You can take steps to make the most of these moments. One place to start is at the dinner table. Even if it's for only 10 or 15 minutes, make dinner the time that everyone agrees is important.
Turn off the TV and radio, put down the cell phones, and don't read the newspaper. It may be a good idea for everyone to agree that dinner is a "no texts received or sent zone" for everyone -- parents included. This can be the time to ask the kinds of questions that create the foundation for relationships -- not only "Did you have a good day at school?" but also "What was good about school today?" It's also a good time for children to learn that they should ask, "And how was your day?"
Here are some other ways you can become involved with your children:
Listen up. Listen not just for what happened, but for what they are telling you about their day through their actions and tone.
Read together. This teaches kids that books are not only a source of education, but also of pleasure.
Play board games together. You'll interact with your children while having fun.

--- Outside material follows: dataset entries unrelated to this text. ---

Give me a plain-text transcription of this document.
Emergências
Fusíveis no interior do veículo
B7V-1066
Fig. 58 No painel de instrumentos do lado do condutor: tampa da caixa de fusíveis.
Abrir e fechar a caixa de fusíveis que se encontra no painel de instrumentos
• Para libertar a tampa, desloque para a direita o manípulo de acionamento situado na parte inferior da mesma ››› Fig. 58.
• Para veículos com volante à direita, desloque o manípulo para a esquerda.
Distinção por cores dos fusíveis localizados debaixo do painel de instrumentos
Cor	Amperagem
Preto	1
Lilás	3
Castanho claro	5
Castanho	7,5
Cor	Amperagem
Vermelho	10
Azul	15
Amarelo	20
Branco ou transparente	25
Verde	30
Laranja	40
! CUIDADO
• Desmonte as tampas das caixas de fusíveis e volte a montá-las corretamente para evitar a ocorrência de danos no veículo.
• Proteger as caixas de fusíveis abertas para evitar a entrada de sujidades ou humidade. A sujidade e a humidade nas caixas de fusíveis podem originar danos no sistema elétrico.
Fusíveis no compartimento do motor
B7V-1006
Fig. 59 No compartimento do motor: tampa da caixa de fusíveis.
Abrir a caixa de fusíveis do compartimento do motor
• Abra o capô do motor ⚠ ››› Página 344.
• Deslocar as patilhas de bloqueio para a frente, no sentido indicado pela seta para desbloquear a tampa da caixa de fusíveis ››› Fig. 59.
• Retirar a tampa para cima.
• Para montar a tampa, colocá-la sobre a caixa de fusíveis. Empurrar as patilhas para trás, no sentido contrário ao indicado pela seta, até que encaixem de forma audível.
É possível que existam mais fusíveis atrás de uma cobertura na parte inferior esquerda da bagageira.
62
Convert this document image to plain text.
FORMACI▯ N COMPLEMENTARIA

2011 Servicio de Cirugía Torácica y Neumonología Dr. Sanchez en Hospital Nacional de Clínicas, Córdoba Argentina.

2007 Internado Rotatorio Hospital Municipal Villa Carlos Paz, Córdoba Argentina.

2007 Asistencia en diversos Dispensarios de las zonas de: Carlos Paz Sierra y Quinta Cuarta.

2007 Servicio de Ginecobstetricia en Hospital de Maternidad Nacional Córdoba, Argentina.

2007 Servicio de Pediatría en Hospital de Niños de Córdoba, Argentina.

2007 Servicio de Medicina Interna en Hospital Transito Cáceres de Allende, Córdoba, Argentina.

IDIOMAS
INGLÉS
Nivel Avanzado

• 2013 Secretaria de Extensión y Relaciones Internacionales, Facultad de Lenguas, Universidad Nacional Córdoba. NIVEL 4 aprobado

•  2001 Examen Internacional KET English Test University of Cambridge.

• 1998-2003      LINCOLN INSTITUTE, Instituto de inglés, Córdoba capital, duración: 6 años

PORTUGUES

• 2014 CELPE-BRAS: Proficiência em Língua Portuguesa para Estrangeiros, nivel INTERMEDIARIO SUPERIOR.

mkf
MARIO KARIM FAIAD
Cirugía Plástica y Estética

Limit and monitor TV viewing, computer, and video game time. The American Academy of Pediatrics (AAP) recommends no more than one to two hours of quality television or videos for children older than 2. AAP experts also say children younger than 2 should not watch TV or videos.
Focus on their unique interests. For some kids, it might be going to a ball game; for others, shopping at the mall or baking cookies.
Relax more. With so many things to be done, there's something magical about spending two hours -- or all day -- on a Monopoly game. Spending time with your family says, "We value hard work, and we also value relaxation time and being together."
Effective use of family moments helps you develop good communication channels with your children. The ability to communicate respectfully with your child is one of the most rewarding, and most difficult, parenting skills -- but it is worth the effort.